There is only one illustration on the back of the broken page, which is incomplete. On the right side of the illustration stands a naked man with only a white loincloth around his waist. He spread his hands drooping, his whole body tilted back slightly, conveying a feeling of nervousness. There are two footprints on the ground in the middle of the picture, and there is a bunch of green grass above the footprints. Standing on the left side of the grass bundle is a man with his hands tied behind his back. He is also naked, wearing only a waistcloth and a bull's head on his chest. On the far left of the screen, a man in a red robe looks at each other with his hands tied up. The man in the red robe holds a white stick in his right hand and raises his exaggerated index finger with his left hand, which seems to be in the same hands. The bound man talks. Judging from the overall image characteristics, the posture of the man in the red robe conveys a warning or admonition.

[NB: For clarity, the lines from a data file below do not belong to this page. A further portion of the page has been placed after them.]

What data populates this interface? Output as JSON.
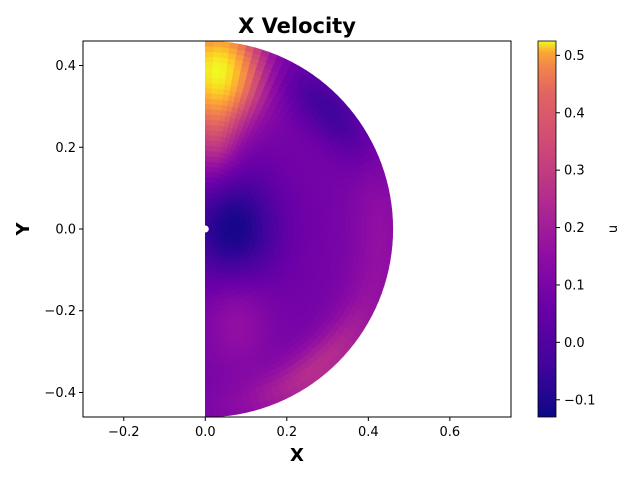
{
  "chart_data": {
    "type": "heatmap",
    "title": "X Velocity",
    "xlabel": "X",
    "ylabel": "Y",
    "xlim": [
      -0.3,
      0.75
    ],
    "ylim": [
      -0.46,
      0.46
    ],
    "x_ticks": [
      -0.2,
      0.0,
      0.2,
      0.4,
      0.6
    ],
    "x_tick_labels": [
      "−0.2",
      "0.0",
      "0.2",
      "0.4",
      "0.6"
    ],
    "y_ticks": [
      -0.4,
      -0.2,
      0.0,
      0.2,
      0.4
    ],
    "y_tick_labels": [
      "−0.4",
      "−0.2",
      "0.0",
      "0.2",
      "0.4"
    ],
    "domain": {
      "shape": "half-disk",
      "x_min": 0.0,
      "radius": 0.46
    },
    "colorbar": {
      "label": "u",
      "colormap": "plasma",
      "range": [
        -0.13,
        0.525
      ],
      "ticks": [
        -0.1,
        0.0,
        0.1,
        0.2,
        0.3,
        0.4,
        0.5
      ],
      "tick_labels": [
        "−0.1",
        "0.0",
        "0.1",
        "0.2",
        "0.3",
        "0.4",
        "0.5"
      ]
    },
    "field_features": [
      {
        "feature": "maximum",
        "x": 0.03,
        "y": 0.39,
        "u": 0.52
      },
      {
        "feature": "minimum",
        "x": 0.07,
        "y": 0.0,
        "u": -0.12
      },
      {
        "feature": "rim band",
        "x": 0.36,
        "y": -0.28,
        "u": 0.18
      }
    ],
    "grid": false
  }
}
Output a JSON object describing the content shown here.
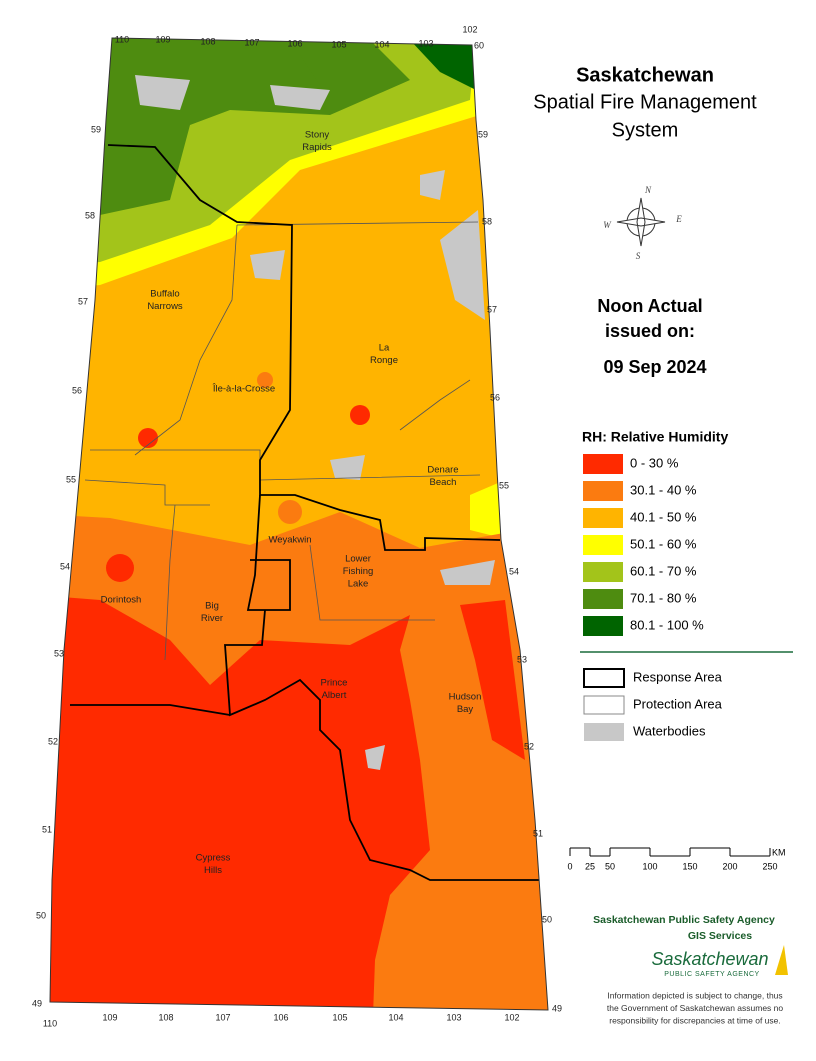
{
  "header": {
    "title": "Saskatchewan",
    "subtitle": [
      "Spatial Fire Management",
      "System"
    ]
  },
  "compass": [
    "N",
    "E",
    "S",
    "W"
  ],
  "issue": {
    "lines": [
      "Noon Actual",
      "issued on:"
    ],
    "date": "09 Sep 2024"
  },
  "legend": {
    "title": "RH: Relative Humidity",
    "classes": [
      {
        "label": "0 - 30 %",
        "color": "#ff2a00"
      },
      {
        "label": "30.1 - 40 %",
        "color": "#fb7b10"
      },
      {
        "label": "40.1 - 50 %",
        "color": "#ffb400"
      },
      {
        "label": "50.1 - 60 %",
        "color": "#ffff00"
      },
      {
        "label": "60.1 - 70 %",
        "color": "#a3c41a"
      },
      {
        "label": "70.1 - 80 %",
        "color": "#4e8c10"
      },
      {
        "label": "80.1 - 100 %",
        "color": "#006400"
      }
    ]
  },
  "boundary_legend": [
    "Response Area",
    "Protection Area",
    "Waterbodies"
  ],
  "scale": {
    "ticks": [
      0,
      25,
      50,
      100,
      150,
      200,
      250
    ],
    "unit": "KM"
  },
  "credits": {
    "agency": "Saskatchewan Public Safety Agency",
    "unit": "GIS  Services",
    "logo": [
      "Saskatchewan",
      "PUBLIC SAFETY AGENCY"
    ],
    "disclaimer": [
      "Information depicted is subject to change, thus",
      "the Government of Saskatchewan assumes no",
      "responsibility for discrepancies at time of use."
    ]
  },
  "map": {
    "longitudes_top": [
      "110",
      "109",
      "108",
      "107",
      "106",
      "105",
      "104",
      "103",
      "102"
    ],
    "longitudes_bottom": [
      "110",
      "109",
      "108",
      "107",
      "106",
      "105",
      "104",
      "103",
      "102"
    ],
    "latitudes_left": [
      "59",
      "58",
      "57",
      "56",
      "55",
      "54",
      "53",
      "52",
      "51",
      "50",
      "49"
    ],
    "latitudes_right": [
      "60",
      "59",
      "58",
      "57",
      "56",
      "55",
      "54",
      "53",
      "52",
      "51",
      "50",
      "49"
    ],
    "places": [
      [
        "Stony",
        "Rapids"
      ],
      [
        "Buffalo",
        "Narrows"
      ],
      [
        "La",
        "Ronge"
      ],
      [
        "Île-à-la-Crosse"
      ],
      [
        "Denare",
        "Beach"
      ],
      [
        "Weyakwin"
      ],
      [
        "Lower",
        "Fishing",
        "Lake"
      ],
      [
        "Dorintosh"
      ],
      [
        "Big",
        "River"
      ],
      [
        "Prince",
        "Albert"
      ],
      [
        "Hudson",
        "Bay"
      ],
      [
        "Cypress",
        "Hills"
      ]
    ]
  }
}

Hungary Religious historian and Mani-teacher Gábor Kósa pointed out that the German religious scholar Hans-Joachim Klimkeit first proposed this illustration The description should be a trial scene, in which the man in the red robe is a judge. This view was accepted by the Hungarian Asian religious art historian Zsuzsanna Gulácsi, but she made a new interpretation of some details. Kang Gaobao also compared this illustration with the trial scene in Sermon on Mani's Teaching of Salvation They all portrayed the same theme-two naked men were on trial before a judge.